Se il capitalismo si scopre malato

“Una coincidenza è una coincidenza, due coincidenze sono un indizio, tre coincidenze sono una prova”. Nell’analisi dell’odierno capitalismo qualcosa non va. Prima Marina Berlusconi ha parlato, nella sua lettera di mezz’estate al “Corsera”, di capitalismo cannibalesco da combattere. Poi Sergio Marchionne, davanti a una platea agostana di vincitori del concorso indetto dalla Luiss sul trading finanziario, ha detto senza mezzi termini che i mercati, non avendo morale, non distinguono il giusto e quindi non possono regolare una società equa e ha aggiunto che il profitto oltre un certo limite diventa avidità.

Oggi Carlo De Benedetti recita il mea culpa. In un’intervista rilasciata ieri l’altro al Corriere della Sera l’ingegnere ammette che la globalizzazione di cui tutti, lui compreso, erano inizialmente entusiasti “ha creato una deflazione che ha ridotto i salari della media di tutti i lavoratori del mondo, e ha accresciuto le ingiustizie sociali sino a renderle insopportabili”. Se i campioni dell’odierno capitalismo riconoscono che si è sbagliato strada, qualcosa vorrà pur dire. De Benedetti va oltre, ponendo esplicitamente in relazione il processo di distruzione della classe media, innescato dalla crisi economica globale, che peraltro potrebbe conoscere a breve un nuovo picco, con la crisi della democrazia. Conseguenza inevitabile sarebbe l’insorgere di un’ondata di totalitarismi in giro per il mondo, con tutto ciò che ne consegue in termini di nuove, e più devastanti, conflittualità tra Stati.

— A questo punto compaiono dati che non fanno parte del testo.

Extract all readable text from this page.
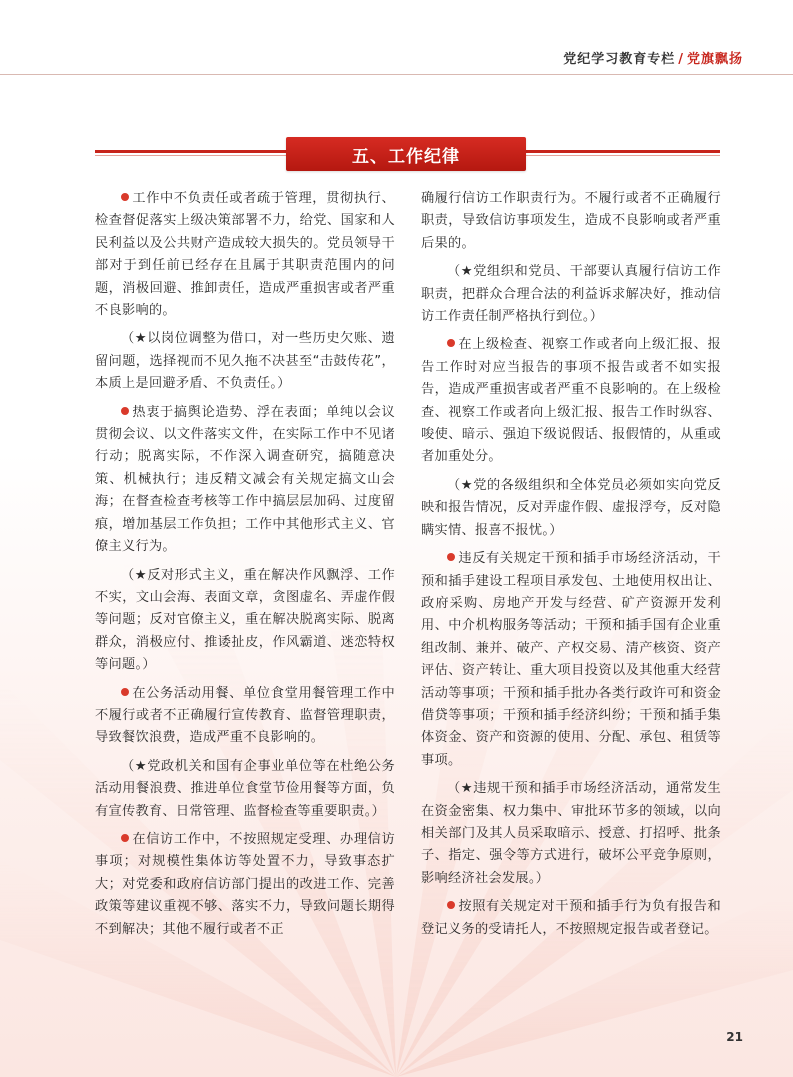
党纪学习教育专栏 / 党旗飘扬
五、工作纪律

工作中不负责任或者疏于管理，贯彻执行、检查督促落实上级决策部署不力，给党、国家和人民利益以及公共财产造成较大损失的。党员领导干部对于到任前已经存在且属于其职责范围内的问题，消极回避、推卸责任，造成严重损害或者严重不良影响的。

（★以岗位调整为借口，对一些历史欠账、遗留问题，选择视而不见久拖不决甚至“击鼓传花”，本质上是回避矛盾、不负责任。）

热衷于搞舆论造势、浮在表面；单纯以会议贯彻会议、以文件落实文件，在实际工作中不见诸行动；脱离实际，不作深入调查研究，搞随意决策、机械执行；违反精文减会有关规定搞文山会海；在督查检查考核等工作中搞层层加码、过度留痕，增加基层工作负担；工作中其他形式主义、官僚主义行为。

（★反对形式主义，重在解决作风飘浮、工作不实，文山会海、表面文章，贪图虚名、弄虚作假等问题；反对官僚主义，重在解决脱离实际、脱离群众，消极应付、推诿扯皮，作风霸道、迷恋特权等问题。）

在公务活动用餐、单位食堂用餐管理工作中不履行或者不正确履行宣传教育、监督管理职责，导致餐饮浪费，造成严重不良影响的。

（★党政机关和国有企事业单位等在杜绝公务活动用餐浪费、推进单位食堂节俭用餐等方面，负有宣传教育、日常管理、监督检查等重要职责。）

在信访工作中，不按照规定受理、办理信访事项；对规模性集体访等处置不力，导致事态扩大；对党委和政府信访部门提出的改进工作、完善政策等建议重视不够、落实不力，导致问题长期得不到解决；其他不履行或者不正

确履行信访工作职责行为。不履行或者不正确履行职责，导致信访事项发生，造成不良影响或者严重后果的。

（★党组织和党员、干部要认真履行信访工作职责，把群众合理合法的利益诉求解决好，推动信访工作责任制严格执行到位。）

在上级检查、视察工作或者向上级汇报、报告工作时对应当报告的事项不报告或者不如实报告，造成严重损害或者严重不良影响的。在上级检查、视察工作或者向上级汇报、报告工作时纵容、唆使、暗示、强迫下级说假话、报假情的，从重或者加重处分。

（★党的各级组织和全体党员必须如实向党反映和报告情况，反对弄虚作假、虚报浮夸，反对隐瞒实情、报喜不报忧。）

违反有关规定干预和插手市场经济活动，干预和插手建设工程项目承发包、土地使用权出让、政府采购、房地产开发与经营、矿产资源开发利用、中介机构服务等活动；干预和插手国有企业重组改制、兼并、破产、产权交易、清产核资、资产评估、资产转让、重大项目投资以及其他重大经营活动等事项；干预和插手批办各类行政许可和资金借贷等事项；干预和插手经济纠纷；干预和插手集体资金、资产和资源的使用、分配、承包、租赁等事项。

（★违规干预和插手市场经济活动，通常发生在资金密集、权力集中、审批环节多的领域，以向相关部门及其人员采取暗示、授意、打招呼、批条子、指定、强令等方式进行，破坏公平竞争原则，影响经济社会发展。）

按照有关规定对干预和插手行为负有报告和登记义务的受请托人，不按照规定报告或者登记。

21
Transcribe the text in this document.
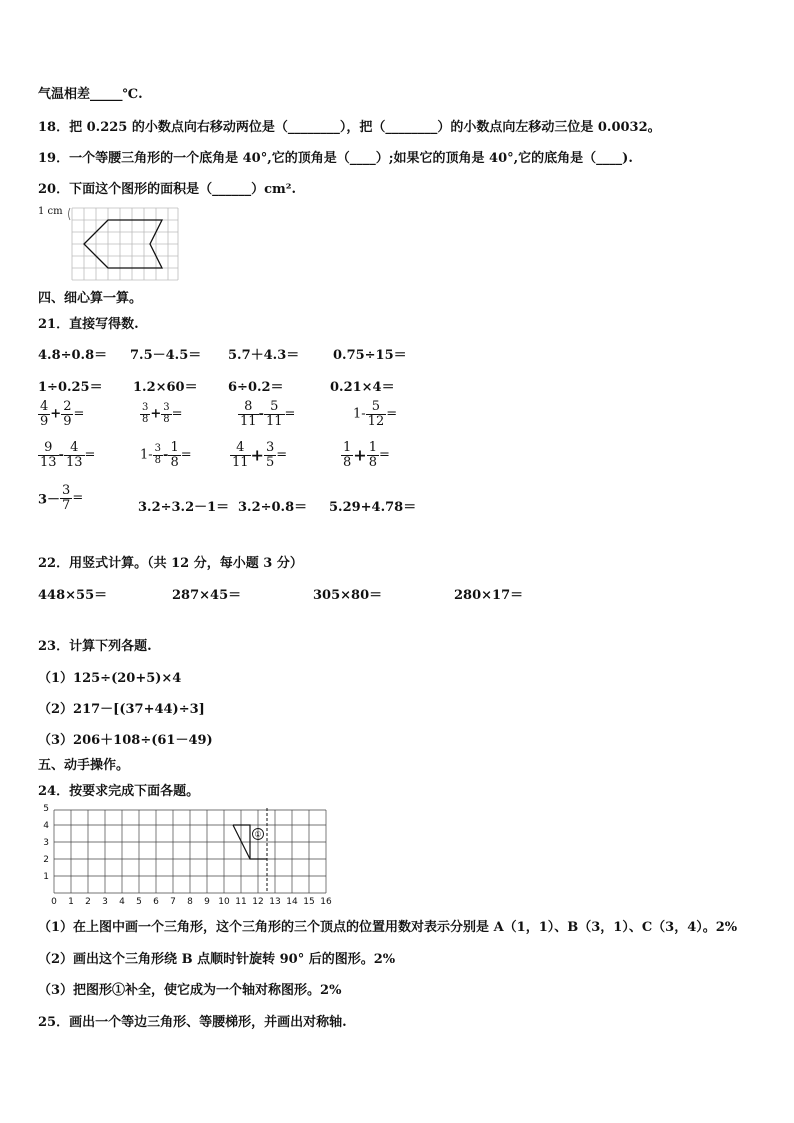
气温相差_____℃.
18．把 0.225 的小数点向右移动两位是（________），把（________）的小数点向左移动三位是 0.0032。
19．一个等腰三角形的一个底角是 40°,它的顶角是（____）;如果它的顶角是 40°,它的底角是（____).
20．下面这个图形的面积是（______）cm².
1 cm
四、细心算一算。
21．直接写得数.
4.8÷0.8＝ 7.5－4.5＝ 5.7＋4.3＝	0.75÷15＝
1÷0.25＝ 1.2×60＝ 6÷0.2＝	0.21×4＝
$\frac{4}{9} + \frac{2}{9}$ =	$\frac{3}{8} + \frac{3}{8}$ =	$\frac{8}{11} - \frac{5}{11}$ =	$1- \frac{5}{12}$ =
$\frac{9}{13} - \frac{4}{13}$ =	$1- \frac{3}{8} - \frac{1}{8}$ =	$\frac{4}{11} + \frac{3}{5}$ =	$\frac{1}{8} + \frac{1}{8}$ =
$3- \frac{3}{7}$ =
3.2÷3.2－1＝ 3.2÷0.8＝ 5.29+4.78＝
22．用竖式计算。（共 12 分，每小题 3 分）
448×55＝	287×45＝	305×80＝	280×17＝
23．计算下列各题.
（1）125÷(20+5)×4
（2）217－[(37+44)÷3]
（3）206＋108÷(61－49)
五、动手操作。
24．按要求完成下面各题。
0 1 2 3 4 5 6 7 8 9 10 11 12 13 14 15 16
1
2
3
4
5
①
（1）在上图中画一个三角形，这个三角形的三个顶点的位置用数对表示分别是 A（1，1）、B（3，1）、C（3，4）。2%
（2）画出这个三角形绕 B 点顺时针旋转 90° 后的图形。2%
（3）把图形①补全，使它成为一个轴对称图形。2%
25．画出一个等边三角形、等腰梯形，并画出对称轴.
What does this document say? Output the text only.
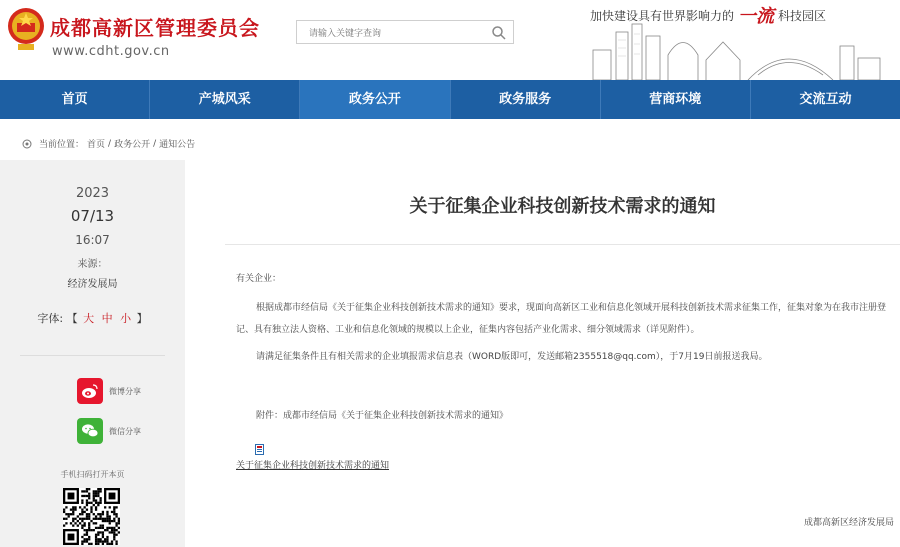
成都高新区管理委员会
www.cdht.gov.cn
请输入关键字查询
加快建设具有世界影响力的 一流 科技园区
首页	产城风采	政务公开	政务服务	营商环境	交流互动
当前位置： 首页 / 政务公开 / 通知公告
2023
07/13
16:07
来源：
经济发展局
字体: 【 大 中 小 】
微博分享
微信分享
手机扫码打开本页
关于征集企业科技创新技术需求的通知
有关企业：
根据成都市经信局《关于征集企业科技创新技术需求的通知》要求，现面向高新区工业和信息化领域开展科技创新技术需求征集工作，征集对象为在我市注册登记、具有独立法人资格、工业和信息化领域的规模以上企业，征集内容包括产业化需求、细分领域需求（详见附件）。
请满足征集条件且有相关需求的企业填报需求信息表（WORD版即可，发送邮箱2355518@qq.com），于7月19日前报送我局。
附件：成都市经信局《关于征集企业科技创新技术需求的通知》
关于征集企业科技创新技术需求的通知
成都高新区经济发展局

È uno scenario da brividi al quale non si può rispondere con l’austerità sui conti pubblici imposta, ad esempio, dall’Unione europea a trazione germanica. Per non parlare delle non-politiche economiche praticate, in Italia, dal Governo Renzi la cui stella polare è quella del galleggiamento per la sopravvivenza di se stesso alla guida di un Paese che si sta perdendo. Questo il problema, ma la soluzione? Se non si vuole dare credito ai populismi occorre ripensare i modelli macroeconomici verso i quali orientare lo sviluppo globale. La riflessione deve focalizzarsi sui nervi scoperti della mondializzazione, a partire dalla tanto osannata rincorsa all’innovazione tecnologica. Se il dogma è l’aumento ad libitum dell’automazione dei processi produttivi sarà giusto interrogarsi sulle sorti dei milioni di posti di lavoro che verranno sacrificati? O pensiamo ancora che l’argomento sia tabù? Una società globale cha fa sempre più a meno del lavoro umano sarà pure, in prospettiva, il paradiso terrestre descritto dalle Scritture, ma, nel frattempo, rischia di somigliare a un inferno lastricato di buone intenzioni.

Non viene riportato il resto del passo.